浮腫(むくみ)の相談は主に下肢の場合が多いので、下半身の浮腫(むくみ)に
ついて考えてみたいと思います。

❶:水湿困脾
  住居の影響がかなりあります。昔水田だった所や河川敷の後などに造成され
  住宅地になった所に長年居住している。また仕事が常に湿気の多いスイミング
  教室のインストラクターなどは仕事中多量の汗を出し、その後飲料水を冷飲で
  補うことがおおいようです。(冷飲では水分が津液にならず、湿邪でのこります。

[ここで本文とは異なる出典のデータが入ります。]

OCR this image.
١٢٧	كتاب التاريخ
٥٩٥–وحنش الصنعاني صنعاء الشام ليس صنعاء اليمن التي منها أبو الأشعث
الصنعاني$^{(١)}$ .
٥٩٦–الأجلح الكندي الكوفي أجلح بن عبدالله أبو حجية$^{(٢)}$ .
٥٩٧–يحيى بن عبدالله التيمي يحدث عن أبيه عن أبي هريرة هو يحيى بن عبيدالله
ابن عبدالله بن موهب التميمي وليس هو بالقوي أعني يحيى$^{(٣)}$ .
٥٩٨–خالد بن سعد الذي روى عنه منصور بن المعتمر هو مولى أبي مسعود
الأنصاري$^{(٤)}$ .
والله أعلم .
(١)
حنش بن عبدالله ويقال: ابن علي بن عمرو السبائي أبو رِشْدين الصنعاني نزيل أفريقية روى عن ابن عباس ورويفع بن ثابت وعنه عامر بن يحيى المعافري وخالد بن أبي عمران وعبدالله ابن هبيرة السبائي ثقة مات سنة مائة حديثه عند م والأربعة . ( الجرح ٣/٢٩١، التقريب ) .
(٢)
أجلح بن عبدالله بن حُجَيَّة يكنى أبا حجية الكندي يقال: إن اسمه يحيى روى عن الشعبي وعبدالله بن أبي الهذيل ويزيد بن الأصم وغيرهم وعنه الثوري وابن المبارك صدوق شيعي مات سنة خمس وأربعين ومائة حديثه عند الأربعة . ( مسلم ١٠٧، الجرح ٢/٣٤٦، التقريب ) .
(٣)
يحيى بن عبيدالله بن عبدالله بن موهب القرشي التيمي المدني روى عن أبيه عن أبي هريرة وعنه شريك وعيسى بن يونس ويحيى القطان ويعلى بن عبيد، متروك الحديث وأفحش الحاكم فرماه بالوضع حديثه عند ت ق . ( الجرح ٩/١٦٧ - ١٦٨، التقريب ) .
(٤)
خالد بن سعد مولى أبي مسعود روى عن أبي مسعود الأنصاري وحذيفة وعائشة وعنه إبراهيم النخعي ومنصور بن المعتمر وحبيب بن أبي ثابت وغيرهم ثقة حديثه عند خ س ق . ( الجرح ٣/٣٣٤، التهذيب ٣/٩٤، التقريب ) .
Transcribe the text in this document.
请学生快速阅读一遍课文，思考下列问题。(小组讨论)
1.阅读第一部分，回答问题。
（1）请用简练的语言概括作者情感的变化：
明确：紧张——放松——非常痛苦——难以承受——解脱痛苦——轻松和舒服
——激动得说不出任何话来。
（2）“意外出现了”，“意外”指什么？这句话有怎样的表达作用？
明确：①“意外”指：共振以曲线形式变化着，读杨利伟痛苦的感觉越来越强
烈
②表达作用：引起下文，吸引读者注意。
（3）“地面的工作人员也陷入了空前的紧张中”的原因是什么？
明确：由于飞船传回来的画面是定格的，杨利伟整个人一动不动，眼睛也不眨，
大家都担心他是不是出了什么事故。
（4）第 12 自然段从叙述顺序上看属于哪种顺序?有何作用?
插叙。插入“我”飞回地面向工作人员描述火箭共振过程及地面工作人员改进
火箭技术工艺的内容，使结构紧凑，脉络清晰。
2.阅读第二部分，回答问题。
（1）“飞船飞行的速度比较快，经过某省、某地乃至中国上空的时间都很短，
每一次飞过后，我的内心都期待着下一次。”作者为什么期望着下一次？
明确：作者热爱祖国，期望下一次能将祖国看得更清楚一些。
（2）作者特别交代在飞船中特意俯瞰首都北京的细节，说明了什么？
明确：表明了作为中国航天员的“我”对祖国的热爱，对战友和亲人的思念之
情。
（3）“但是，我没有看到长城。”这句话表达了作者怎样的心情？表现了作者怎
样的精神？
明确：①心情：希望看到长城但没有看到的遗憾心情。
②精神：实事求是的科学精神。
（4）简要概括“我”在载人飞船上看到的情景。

)

「治法」:通陽化湿利水
「代表方剤」:胃苓湯

❷:脾胃虚生湿
  普段から元気がなく、疲れやすい、便溏(ゆるい)、舌辺歯痕、
  舌胖(むくんでいる)

「治法」:益気利水
「代表方剤」:参苓白朮散(健脾顆粒)

❸:脾陽虚水泛(すいはん)
  温かい飲み物を飲んだ時、胃までの下降感が自覚できる。食欲不振
  舌辺歯痕、便溏(ゆるい)、下肢冷

「治法」:温脾利水
「代表方剤」:人参湯合五苓散
中医内科学では実脾飲

❹:腎陽虚水泛
  尿量減少、腰部冷痛、四肢(手足)冷、畏寒、顔色すすけて黒い、夜間尿
  お年寄りに多いです。

「治法」:温腎利水
「代表方剤」:真武湯合牛車腎気丸

❺:陰虚水泛
  尿短黄、腰膝酸軟(ようしつさんなん)、面紅潮熱、口乾咽燥、盗汗(寝汗)

「治法」:養陰利水
「代表方剤」:六味丸合猪苓湯
中医内科学では左帰飲合沢瀉・茯苓
肝腎陰虚では左帰飲合竜骨・牡蛎

実際の臨床になると結構迷うことが多いです。

特に注意しなければならないのは「経は血となし、血利せざれば則ち水となる
名づけて血分という。」金匱要略 水気病脈証併治

女性で月経不利の時よくみられる浮腫(むくみ)は瘀血がよくあります。
(益母草・沢蘭・桃仁・紅花)を加減します。

また浮腫と陽虚を関連づけてしまう習慣がありますが、陰虚によるものもかなり
あります。

補腎はいつも頭にいれておくことは大事です。